What are you waiting for? It’s time to get baking!
- 1.75 cups + 2 tbsp (225 g) all purpose flour
- ¼ + ⅛ tsp fine sea salt
- 12 tbsp (170 g) cold unsalted butter, cut into ½-inch cubes
- 6 tbsp (90 g) ice water, plus more as needed
- 1 cup (120 g) all purpose flour
- ¼ cup (53 g) packed brown sugar
- ¾ tsp baking powder
- ¼ tsp baking soda
- ½ tsp fine sea salt
- 4 tbsp (57 g) cold unsalted butter, cut into ½-inch cubes
- ¼ cup (60 g) buttermilk
- 1 large egg
- ½ tsp vanilla extract
- turbinado or demerara sugar, for sprinkling
- 6 heaping cups (1010 g) berries (I used a mix of strawberries, raspberries, and blackberries. If using strawberries, slice them otherwise berries can be left whole)
- 1 tbsp (15 g) fresh lemon juice
- ⅓ cup (66 g) sugar
- ⅓ cup (71 g) packed brown sugar
- ⅓ cup (40 g) all purpose flour
- ¾ tsp ground cinnamon
- ½ tsp fine sea salt
- 2 tsp vanilla extract
- In a large bowl, whisk together the flour and sea salt. Add the butter cubes to the bowl and toss to coat in the flour, then use your fingers or a pastry cutter to cut the butter into the dough until the largest pieces are the size of peas.
- Slowly pour in the water, a tbsp or two at a time, mixing the dough lightly with your hands after each addition. Add only enough water until the dough starts to come together. You may need a few more or less tbsp than the recipe states.
- Once the dough comes together, form it into an even disk, about 1-inch thick. Wrap tightly in plastic wrap and refrigerate for at least 30 minutes or up to 2 days.
- Once chilled, roll out your dough on a lightly-floured work surface to a 12-inch circle and then fit into a 9-inch deep dish pie plate, crimping the edges as desired. Dock the crust all over with a fork and place in the refrigerator to chill for at least another 30 minutes.
- To parbake the crust, heat oven to 425F. Line the chilled crust with parchment paper and top with pie weights to fill the crust entirely. Place in the oven and bake for 15-17 minutes, or until the edges are set and just starting to brown. Remove from the oven and lift the parchment and weights out of the pie shell. Return the crust to the oven and bake for another 3-5 minutes, or until the bottom appears set. Allow to cool completely.

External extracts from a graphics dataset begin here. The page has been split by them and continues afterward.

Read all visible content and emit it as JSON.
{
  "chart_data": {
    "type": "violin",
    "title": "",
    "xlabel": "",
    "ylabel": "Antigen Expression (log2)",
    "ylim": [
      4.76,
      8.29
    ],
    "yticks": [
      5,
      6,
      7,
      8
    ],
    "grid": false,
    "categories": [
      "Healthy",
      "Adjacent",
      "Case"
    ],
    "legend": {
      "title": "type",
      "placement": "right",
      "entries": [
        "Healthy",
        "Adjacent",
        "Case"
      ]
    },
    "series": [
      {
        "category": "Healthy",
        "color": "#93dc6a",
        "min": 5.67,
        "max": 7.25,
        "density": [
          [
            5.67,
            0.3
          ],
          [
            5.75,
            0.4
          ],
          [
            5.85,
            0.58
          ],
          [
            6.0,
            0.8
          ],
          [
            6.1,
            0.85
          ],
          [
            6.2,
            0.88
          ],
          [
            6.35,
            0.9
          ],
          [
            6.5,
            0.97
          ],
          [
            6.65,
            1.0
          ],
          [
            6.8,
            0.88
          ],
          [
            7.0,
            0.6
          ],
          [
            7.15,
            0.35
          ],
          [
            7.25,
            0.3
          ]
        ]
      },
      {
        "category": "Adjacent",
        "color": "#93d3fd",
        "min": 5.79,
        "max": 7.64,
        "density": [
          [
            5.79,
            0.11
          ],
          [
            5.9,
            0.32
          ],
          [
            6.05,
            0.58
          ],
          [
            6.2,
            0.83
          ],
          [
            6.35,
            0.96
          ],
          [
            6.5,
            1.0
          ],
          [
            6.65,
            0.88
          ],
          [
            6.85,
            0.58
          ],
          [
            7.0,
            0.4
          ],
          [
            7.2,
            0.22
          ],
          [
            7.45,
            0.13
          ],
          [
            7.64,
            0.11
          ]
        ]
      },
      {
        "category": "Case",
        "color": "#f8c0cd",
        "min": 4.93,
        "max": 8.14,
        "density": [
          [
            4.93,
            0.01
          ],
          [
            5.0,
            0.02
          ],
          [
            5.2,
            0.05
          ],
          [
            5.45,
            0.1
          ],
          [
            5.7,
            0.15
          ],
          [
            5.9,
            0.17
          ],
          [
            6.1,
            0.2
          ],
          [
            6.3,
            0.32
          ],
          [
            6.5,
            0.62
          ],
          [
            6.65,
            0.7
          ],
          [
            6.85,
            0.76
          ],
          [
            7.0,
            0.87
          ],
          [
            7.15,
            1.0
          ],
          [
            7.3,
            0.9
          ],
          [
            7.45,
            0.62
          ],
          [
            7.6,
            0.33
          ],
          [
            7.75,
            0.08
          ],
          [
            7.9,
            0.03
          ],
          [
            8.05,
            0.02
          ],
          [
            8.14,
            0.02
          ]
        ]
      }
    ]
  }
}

- In a large bowl, whisk together the flour, sugar, baking powder, baking soda, and salt. Add the butter and cut it into the flour mixture with your fingers or with a pastry cutter until the mixture resembles wet sand.
- In a bowl or measuring cup, whisk together the buttermilk, egg, and vanilla. Make a well in the center of the flour mixture and pour the liquid mixture into it. Use a spatula to stir the mixture until it comes together. Set aside in the fridge until ready to use.
- In a large bowl, toss the berries with the lemon juice and sugar. Allow to macerate for at least 1 hour or up to 3 hours. Toss a few times during the first hour to ensure the berries are evenly coated in the sugar/lemon juice.
- Place a strainer or colander over a medium pot and pour the berries into it, allowing any juices to drip into the pot. Press down gently on the berries to get any excess juices out. Transfer the berries to a bowl.
- Set the pot with the berry liquid over medium heat and bring to a simmer. Cook until the liquid has reduced to ¼ cup. Remove from the heat.
- Meanwhile, heat oven to 375F with a rack in the lower third of the oven.
- In a small bowl, whisk together the brown sugar, flour, cinnamon, and salt. Add the brown sugar mixture to the berries and toss to combine. Pour in the reduced juices and the vanilla extract. Toss again to combine.
- Pour the filling into the cooled crust and spread into an even layer. Top with dollops of the biscuit topping, leaving some of the filling around the edges exposed. Sprinkle with the demerara or turbinado sugar.
- Place the pie on a parchment-lined baking sheet and transfer to the oven. Bake for 35-40 minutes or until the filling is bubbling and the biscuit topping is a deep golden brown. Allow to cool completely before serving.